You get very little feeling for why Hume was so threatening from this book. You get the man, but you do not get the philosopher or the historian. You are told that he was not quite an atheist but that he was an honest man. But there is no adequate explanation of why someone supposedly shouted that out at his funeral, or why his family felt that an armed guard was necessary on his grave to prevent it being desecrated. The problem is that Graham is not really sophisticated about either philosophy or historiography. He dismisses Berkeley, for instance, as a comic footnote to philosophy apparently because he finds Berkeley's idealism ridiculous.
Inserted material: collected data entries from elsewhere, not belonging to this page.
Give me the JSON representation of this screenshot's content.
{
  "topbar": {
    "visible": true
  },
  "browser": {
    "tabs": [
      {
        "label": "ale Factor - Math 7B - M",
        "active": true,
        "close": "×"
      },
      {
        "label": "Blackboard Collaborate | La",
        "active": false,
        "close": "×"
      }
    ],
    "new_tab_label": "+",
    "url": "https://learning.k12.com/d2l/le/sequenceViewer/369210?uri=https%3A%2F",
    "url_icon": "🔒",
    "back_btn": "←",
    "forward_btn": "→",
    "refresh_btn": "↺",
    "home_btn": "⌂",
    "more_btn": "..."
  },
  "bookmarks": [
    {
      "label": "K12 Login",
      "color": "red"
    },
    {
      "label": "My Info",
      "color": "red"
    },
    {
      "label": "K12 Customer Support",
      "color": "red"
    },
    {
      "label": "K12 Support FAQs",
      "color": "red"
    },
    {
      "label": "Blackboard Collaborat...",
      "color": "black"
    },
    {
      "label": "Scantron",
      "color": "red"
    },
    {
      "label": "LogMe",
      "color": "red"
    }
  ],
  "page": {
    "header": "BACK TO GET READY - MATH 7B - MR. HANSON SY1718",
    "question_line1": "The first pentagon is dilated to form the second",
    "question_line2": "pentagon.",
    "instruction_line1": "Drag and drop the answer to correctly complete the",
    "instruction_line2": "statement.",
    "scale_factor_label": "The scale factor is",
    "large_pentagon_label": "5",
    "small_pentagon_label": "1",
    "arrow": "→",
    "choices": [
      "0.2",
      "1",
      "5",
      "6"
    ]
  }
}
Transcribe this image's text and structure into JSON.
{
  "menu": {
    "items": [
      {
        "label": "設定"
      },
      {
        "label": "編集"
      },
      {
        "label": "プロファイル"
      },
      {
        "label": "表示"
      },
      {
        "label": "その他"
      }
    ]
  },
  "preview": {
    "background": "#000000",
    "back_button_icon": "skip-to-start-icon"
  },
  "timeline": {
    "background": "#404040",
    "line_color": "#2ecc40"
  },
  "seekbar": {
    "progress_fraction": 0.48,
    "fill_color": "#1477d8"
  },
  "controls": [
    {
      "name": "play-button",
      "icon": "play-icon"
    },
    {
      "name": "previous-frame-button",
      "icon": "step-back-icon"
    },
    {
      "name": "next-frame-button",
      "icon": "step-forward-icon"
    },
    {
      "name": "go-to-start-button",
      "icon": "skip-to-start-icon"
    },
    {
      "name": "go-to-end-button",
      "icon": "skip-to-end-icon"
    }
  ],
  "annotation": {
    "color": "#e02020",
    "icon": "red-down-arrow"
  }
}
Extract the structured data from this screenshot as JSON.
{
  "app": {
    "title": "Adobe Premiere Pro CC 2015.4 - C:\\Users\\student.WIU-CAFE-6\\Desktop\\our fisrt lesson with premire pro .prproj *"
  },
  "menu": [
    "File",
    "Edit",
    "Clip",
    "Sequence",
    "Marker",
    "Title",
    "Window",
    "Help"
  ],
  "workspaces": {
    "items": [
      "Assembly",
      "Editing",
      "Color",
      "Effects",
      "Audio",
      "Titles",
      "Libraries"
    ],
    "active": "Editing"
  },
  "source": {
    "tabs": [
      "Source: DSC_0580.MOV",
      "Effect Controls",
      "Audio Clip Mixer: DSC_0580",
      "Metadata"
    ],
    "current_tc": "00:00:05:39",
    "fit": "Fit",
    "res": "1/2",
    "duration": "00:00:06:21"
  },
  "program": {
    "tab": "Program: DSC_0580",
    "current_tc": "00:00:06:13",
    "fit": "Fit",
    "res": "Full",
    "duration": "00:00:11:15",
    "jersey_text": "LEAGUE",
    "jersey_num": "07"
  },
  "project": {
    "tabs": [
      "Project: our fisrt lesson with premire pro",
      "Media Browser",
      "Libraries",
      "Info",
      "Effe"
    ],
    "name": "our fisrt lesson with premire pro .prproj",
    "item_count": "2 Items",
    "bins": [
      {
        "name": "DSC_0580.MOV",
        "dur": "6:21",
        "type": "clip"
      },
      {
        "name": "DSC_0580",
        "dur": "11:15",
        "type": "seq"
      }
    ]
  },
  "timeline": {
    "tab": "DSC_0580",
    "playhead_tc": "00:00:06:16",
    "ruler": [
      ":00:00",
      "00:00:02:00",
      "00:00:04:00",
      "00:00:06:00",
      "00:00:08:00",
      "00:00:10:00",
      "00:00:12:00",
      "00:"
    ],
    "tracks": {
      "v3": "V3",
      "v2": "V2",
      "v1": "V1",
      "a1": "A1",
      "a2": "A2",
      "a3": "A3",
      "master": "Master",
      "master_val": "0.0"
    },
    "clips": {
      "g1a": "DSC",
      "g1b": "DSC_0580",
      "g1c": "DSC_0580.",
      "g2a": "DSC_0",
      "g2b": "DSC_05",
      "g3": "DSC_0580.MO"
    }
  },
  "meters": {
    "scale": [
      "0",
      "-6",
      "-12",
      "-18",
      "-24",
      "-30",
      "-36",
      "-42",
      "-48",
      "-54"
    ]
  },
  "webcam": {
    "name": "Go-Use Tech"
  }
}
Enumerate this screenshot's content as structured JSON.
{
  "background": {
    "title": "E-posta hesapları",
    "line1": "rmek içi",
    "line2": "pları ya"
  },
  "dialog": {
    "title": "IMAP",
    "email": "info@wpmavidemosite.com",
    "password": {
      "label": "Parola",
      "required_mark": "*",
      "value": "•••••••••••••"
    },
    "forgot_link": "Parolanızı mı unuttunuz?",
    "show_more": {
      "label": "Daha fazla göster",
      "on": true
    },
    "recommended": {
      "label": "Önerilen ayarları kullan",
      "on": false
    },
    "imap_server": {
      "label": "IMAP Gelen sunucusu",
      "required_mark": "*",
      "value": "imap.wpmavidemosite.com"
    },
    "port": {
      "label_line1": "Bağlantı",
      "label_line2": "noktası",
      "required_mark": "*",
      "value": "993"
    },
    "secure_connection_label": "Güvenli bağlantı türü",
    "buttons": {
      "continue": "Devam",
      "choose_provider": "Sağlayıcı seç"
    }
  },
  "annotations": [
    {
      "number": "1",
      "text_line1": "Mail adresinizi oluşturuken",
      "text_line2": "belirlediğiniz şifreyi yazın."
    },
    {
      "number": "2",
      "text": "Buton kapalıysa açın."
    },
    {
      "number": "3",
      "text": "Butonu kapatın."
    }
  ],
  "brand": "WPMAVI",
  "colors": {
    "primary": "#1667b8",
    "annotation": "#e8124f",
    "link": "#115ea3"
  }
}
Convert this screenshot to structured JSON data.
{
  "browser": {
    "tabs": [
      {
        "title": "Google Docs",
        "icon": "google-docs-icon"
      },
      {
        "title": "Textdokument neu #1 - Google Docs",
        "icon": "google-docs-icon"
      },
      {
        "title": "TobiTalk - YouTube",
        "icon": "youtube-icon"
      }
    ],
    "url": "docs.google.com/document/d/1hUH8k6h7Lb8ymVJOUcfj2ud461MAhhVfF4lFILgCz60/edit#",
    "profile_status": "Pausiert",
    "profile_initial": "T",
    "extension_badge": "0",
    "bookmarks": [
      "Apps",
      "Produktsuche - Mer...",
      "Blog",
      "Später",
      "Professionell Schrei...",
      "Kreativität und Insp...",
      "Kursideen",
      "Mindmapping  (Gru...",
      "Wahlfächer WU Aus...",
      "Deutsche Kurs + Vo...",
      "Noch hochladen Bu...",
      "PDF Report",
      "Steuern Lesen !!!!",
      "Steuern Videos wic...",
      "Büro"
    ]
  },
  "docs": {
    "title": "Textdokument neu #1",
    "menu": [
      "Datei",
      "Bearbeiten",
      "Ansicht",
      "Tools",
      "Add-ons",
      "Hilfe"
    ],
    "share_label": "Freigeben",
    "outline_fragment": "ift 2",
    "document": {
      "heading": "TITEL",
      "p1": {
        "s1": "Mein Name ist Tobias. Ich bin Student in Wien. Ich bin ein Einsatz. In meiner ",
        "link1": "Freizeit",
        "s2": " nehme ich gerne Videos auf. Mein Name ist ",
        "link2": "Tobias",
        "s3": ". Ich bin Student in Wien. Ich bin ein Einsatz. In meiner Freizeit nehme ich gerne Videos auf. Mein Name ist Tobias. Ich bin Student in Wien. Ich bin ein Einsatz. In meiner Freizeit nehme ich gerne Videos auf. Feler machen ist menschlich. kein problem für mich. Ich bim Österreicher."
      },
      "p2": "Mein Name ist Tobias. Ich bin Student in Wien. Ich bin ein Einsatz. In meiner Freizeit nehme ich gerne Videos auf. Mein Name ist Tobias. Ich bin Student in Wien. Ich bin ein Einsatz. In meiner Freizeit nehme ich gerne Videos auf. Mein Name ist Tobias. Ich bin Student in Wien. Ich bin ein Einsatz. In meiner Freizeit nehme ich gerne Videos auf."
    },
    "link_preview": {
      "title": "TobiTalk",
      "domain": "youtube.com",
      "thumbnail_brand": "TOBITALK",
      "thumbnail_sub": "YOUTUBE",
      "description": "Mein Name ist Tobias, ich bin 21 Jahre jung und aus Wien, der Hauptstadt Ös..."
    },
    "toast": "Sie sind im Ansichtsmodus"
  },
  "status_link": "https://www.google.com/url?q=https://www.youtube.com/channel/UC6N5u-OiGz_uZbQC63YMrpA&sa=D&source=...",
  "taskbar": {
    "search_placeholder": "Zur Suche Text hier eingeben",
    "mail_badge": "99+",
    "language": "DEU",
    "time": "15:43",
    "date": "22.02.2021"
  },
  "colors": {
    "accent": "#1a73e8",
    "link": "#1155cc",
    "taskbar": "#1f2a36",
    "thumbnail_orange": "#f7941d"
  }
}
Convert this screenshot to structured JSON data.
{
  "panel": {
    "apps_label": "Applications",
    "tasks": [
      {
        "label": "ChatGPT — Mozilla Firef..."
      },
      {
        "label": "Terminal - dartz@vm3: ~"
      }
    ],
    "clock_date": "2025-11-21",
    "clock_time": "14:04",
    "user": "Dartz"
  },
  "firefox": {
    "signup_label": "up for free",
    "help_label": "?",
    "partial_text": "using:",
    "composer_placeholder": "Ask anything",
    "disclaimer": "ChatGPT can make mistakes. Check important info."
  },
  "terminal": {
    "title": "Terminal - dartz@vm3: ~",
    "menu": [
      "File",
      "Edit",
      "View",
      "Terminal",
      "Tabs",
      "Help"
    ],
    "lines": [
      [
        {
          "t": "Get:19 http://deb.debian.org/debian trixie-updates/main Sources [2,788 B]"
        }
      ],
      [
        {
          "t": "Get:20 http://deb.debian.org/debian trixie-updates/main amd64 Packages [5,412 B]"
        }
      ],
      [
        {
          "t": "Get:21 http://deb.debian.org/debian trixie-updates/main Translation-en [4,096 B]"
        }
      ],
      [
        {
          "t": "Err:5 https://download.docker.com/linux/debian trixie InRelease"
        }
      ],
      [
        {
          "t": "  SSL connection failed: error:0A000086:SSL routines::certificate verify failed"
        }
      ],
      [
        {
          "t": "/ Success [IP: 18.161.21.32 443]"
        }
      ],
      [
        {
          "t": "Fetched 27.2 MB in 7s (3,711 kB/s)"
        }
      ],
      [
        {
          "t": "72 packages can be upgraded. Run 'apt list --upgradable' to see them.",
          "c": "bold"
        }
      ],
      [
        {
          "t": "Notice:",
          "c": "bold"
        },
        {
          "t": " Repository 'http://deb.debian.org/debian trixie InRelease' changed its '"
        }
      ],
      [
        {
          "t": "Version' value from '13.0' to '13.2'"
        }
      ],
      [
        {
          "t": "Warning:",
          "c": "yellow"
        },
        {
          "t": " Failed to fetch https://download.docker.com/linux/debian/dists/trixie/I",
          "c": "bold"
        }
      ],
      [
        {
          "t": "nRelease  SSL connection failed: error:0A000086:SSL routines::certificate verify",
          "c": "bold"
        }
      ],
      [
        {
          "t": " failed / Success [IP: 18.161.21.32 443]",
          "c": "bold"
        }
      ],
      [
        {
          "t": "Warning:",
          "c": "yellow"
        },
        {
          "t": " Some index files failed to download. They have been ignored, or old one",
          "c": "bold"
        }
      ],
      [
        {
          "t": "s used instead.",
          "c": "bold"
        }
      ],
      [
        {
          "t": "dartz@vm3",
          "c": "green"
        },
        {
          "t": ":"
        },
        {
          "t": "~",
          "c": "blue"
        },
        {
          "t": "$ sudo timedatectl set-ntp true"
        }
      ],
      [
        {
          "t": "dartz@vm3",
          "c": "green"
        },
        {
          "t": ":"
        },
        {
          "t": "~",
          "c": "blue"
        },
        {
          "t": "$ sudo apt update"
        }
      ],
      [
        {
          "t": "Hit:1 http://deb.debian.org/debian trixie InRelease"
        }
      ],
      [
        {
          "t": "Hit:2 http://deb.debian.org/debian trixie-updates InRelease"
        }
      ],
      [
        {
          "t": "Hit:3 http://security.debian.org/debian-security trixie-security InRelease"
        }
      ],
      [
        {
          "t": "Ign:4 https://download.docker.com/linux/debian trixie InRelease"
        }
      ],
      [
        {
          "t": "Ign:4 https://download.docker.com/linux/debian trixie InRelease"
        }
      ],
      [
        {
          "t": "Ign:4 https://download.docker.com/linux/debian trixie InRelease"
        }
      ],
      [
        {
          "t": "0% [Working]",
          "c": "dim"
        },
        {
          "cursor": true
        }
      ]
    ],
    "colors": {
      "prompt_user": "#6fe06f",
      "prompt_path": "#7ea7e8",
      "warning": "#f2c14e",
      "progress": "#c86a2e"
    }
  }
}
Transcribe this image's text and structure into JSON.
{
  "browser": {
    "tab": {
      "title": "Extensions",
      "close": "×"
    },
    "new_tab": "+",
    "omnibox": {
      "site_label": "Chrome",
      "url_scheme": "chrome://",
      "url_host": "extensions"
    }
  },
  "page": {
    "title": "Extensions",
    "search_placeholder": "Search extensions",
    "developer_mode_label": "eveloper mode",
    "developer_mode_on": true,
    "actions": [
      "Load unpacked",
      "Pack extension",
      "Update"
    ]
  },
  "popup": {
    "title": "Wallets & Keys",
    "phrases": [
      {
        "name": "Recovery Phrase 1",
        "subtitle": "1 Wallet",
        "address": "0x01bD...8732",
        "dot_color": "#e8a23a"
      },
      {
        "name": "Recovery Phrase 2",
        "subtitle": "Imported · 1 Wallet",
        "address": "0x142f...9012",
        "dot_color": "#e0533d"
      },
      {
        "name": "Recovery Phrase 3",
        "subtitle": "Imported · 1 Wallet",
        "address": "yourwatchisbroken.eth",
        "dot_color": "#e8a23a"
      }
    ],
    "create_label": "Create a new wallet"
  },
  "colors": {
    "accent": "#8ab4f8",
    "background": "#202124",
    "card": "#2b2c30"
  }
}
He seems not to have realised that comic footnotes to do not get extensive discussion in randomly chosen one-volume histories of philosophy (you may not accept Berkeley's brand of full-bore subjective idealism but finding a flaw in its intellectual defenses is a serious philosophical challenge). He does not manage either to convey why Gibbon felt that a letter of praise from Hume on the first volume of the Decline and Fall more than balanced ten years labour. And finally, in spite of a final chapter dedicated to the dialogues, he does not really come to a clear position on what Hume believed (it is too easy to say that Hume not an atheist - after all by some definitions Benedict Spinoza was not an atheist either - a careful discussion in the Cambridge companion to Hume ended up labelling him an 'attenuated deist', which seems about right to me).

It is far too many years since I read Mossner's biography, so I cannot compare the two, but I think the world is still waiting for an up-to-date Hume biography.